Wie hoch ist die Vergütung in der dualen Ausbildung?
Die Höhe der Ausbildungsvergütung ist nicht einheitlich geregelt, sondern hängt von mehreren Faktoren ab: der Branche, dem Bundesland und davon, ob der Ausbildungsbetrieb an einen Tarifvertrag gebunden ist. Die Spannen sind sehr breit. Während die Vergütung in Ausbildungsberufen im Baugewerbe oder in der Industrie oft schon im ersten Lehrjahr bei über 1000 Euro brutto im Monat liegt, fällt sie in anderen Branchen, wie zum Beispiel im Friseurhandwerk, deutlich geringer aus.

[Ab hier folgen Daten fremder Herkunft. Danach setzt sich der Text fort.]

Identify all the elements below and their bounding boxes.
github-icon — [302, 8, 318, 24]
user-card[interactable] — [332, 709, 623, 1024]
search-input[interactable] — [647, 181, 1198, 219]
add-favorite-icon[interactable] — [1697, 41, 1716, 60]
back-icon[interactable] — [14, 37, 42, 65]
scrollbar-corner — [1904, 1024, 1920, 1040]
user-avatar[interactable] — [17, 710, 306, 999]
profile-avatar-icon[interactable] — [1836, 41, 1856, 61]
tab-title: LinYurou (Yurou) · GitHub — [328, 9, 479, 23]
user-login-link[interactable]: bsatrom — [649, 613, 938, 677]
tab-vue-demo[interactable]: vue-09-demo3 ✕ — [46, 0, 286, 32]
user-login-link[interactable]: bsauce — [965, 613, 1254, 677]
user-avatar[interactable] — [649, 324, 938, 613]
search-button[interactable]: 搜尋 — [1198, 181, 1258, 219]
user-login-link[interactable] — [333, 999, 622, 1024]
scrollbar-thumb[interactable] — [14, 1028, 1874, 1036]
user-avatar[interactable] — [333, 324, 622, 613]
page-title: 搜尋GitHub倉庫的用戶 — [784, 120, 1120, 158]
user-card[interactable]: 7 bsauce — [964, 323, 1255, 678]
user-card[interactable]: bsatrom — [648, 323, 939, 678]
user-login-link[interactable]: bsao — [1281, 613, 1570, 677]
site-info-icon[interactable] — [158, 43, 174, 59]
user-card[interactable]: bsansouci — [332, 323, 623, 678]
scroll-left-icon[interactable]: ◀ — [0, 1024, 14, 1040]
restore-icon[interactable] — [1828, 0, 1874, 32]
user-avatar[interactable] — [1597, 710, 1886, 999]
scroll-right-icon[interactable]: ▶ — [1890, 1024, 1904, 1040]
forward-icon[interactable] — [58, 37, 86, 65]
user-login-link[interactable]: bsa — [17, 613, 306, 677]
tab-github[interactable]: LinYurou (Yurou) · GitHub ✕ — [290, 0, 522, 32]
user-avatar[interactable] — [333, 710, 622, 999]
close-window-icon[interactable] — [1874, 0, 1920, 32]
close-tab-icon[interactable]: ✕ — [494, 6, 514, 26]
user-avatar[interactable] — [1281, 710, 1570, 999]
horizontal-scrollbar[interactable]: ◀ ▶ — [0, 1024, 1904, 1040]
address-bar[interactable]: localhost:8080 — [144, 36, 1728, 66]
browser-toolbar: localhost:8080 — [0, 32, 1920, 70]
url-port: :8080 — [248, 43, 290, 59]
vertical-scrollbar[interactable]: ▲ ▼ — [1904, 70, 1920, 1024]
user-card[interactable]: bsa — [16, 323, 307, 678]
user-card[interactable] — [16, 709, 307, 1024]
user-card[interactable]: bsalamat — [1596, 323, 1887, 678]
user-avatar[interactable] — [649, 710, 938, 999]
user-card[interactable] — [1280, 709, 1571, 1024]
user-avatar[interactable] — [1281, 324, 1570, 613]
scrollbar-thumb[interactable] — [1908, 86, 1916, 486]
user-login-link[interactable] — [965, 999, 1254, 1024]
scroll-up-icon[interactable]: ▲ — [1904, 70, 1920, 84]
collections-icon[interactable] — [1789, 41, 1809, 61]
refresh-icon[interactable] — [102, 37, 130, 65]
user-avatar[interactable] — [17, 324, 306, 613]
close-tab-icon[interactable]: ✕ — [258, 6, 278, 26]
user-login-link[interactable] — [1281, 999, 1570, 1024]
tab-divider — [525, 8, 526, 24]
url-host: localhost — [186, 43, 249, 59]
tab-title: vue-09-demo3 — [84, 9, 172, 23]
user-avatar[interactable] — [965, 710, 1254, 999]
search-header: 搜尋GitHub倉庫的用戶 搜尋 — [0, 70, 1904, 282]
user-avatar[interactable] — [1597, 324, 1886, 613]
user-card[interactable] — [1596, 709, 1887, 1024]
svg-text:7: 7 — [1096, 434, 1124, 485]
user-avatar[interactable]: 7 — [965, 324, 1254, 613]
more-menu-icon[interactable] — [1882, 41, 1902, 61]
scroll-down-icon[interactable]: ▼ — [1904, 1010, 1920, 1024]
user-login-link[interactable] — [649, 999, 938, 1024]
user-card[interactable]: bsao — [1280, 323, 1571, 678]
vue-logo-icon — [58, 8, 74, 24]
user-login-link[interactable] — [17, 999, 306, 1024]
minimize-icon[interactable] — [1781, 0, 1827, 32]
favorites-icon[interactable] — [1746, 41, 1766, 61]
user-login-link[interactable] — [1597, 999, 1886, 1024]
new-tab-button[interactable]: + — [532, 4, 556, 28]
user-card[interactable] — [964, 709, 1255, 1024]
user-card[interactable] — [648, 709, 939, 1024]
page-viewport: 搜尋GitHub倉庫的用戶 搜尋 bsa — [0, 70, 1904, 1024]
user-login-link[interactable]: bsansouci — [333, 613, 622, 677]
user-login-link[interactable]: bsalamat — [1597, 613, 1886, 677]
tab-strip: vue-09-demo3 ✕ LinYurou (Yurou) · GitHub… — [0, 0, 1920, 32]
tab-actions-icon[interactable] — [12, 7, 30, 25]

Um eine finanzielle Untergrenze zu sichern, gibt es die gesetzliche Mindestausbildungsvergütung. Für Ausbildungen, die 2024 begonnen haben, liegt diese im ersten Jahr bei 649 Euro und steigt in den Folgejahren an. Ist der Betrieb tarifgebunden, gelten die dort vereinbarten, meist höheren Sätze. Generell gilt: Die Vergütung erhöht sich mit jedem Ausbildungsjahr. Der Besuch der öffentlichen Berufsschule ist dabei kostenfrei.